Fragments of broken young bodies

"Following in the tradition of the Assassins – the followers of Hassan Sabah who terrorized the Seljuk authorities in the eleventh and twelfth centuries of our era – Khomeini issued a new call to martyrdom. Hassan Sabah had recruited an army of fedayeen (Arabic: fida'i, fida'iyoun, one who sacrifices himself, from fada, to redeem), whose mission was to kill God's enemies and to die in the process. Khomeini's similar call to sacrifice was enthusiastically received by many young people, and even by their parents. An army of martyrs had soon been assembled, consisting largely of teenagers, who were to surrender their lives for the sake of paradise – often running across minefields to prepare the advance of professional troops. A contemporary report in the Tehran daily Ettelaat (30 January 1982) records one such event:
 “They were all volunteers. They were all aged fourteen, fifteen and sixteen to twenty. They were there to turn the minefield into a rose garden. They were blossoms in half bloom. They would rise before dawn, which is the time for roses to open their petals. They would then run over the mines, creating a duststrom which roared like thunder. Eyes would then see nothing. Ears would then see nothing.
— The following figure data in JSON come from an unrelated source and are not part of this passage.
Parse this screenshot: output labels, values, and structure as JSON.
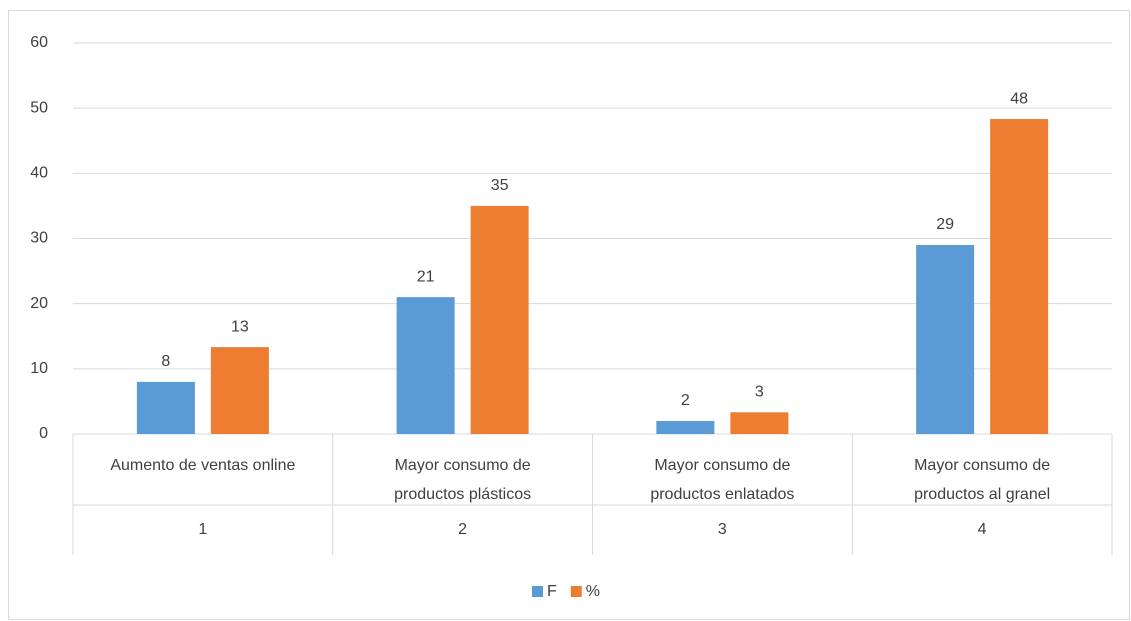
{
  "chart_data": {
    "type": "bar",
    "categories": [
      "Aumento de ventas online",
      "Mayor consumo de productos plásticos",
      "Mayor consumo de productos enlatados",
      "Mayor consumo de productos al granel"
    ],
    "category_groups": [
      "1",
      "2",
      "3",
      "4"
    ],
    "series": [
      {
        "name": "F",
        "color": "#5b9bd5",
        "values": [
          8,
          21,
          2,
          29
        ]
      },
      {
        "name": "%",
        "color": "#ed7d31",
        "values": [
          13.33,
          35,
          3.33,
          48.33
        ],
        "value_labels": [
          "13",
          "35",
          "3",
          "48"
        ]
      }
    ],
    "ylim": [
      0,
      60
    ],
    "yticks": [
      0,
      10,
      20,
      30,
      40,
      50,
      60
    ],
    "grid": true,
    "legend": "bottom"
  }
}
 “And then the duststorm would settle and a blessed silence would cover the field. We could then see fragments of broken young bodies covering the plain: scraps of flesh and bones, some stuck to thorn bushes or pebbles. It was as if the sky had rained flesh and blood and pieces of broken bone on that field ..." (The West and the Rest: Globalization and the Terrorist Threat, Roger Scruton, 2002; page  122 as quoted in Taheri, Holy Terror, pages 239-40).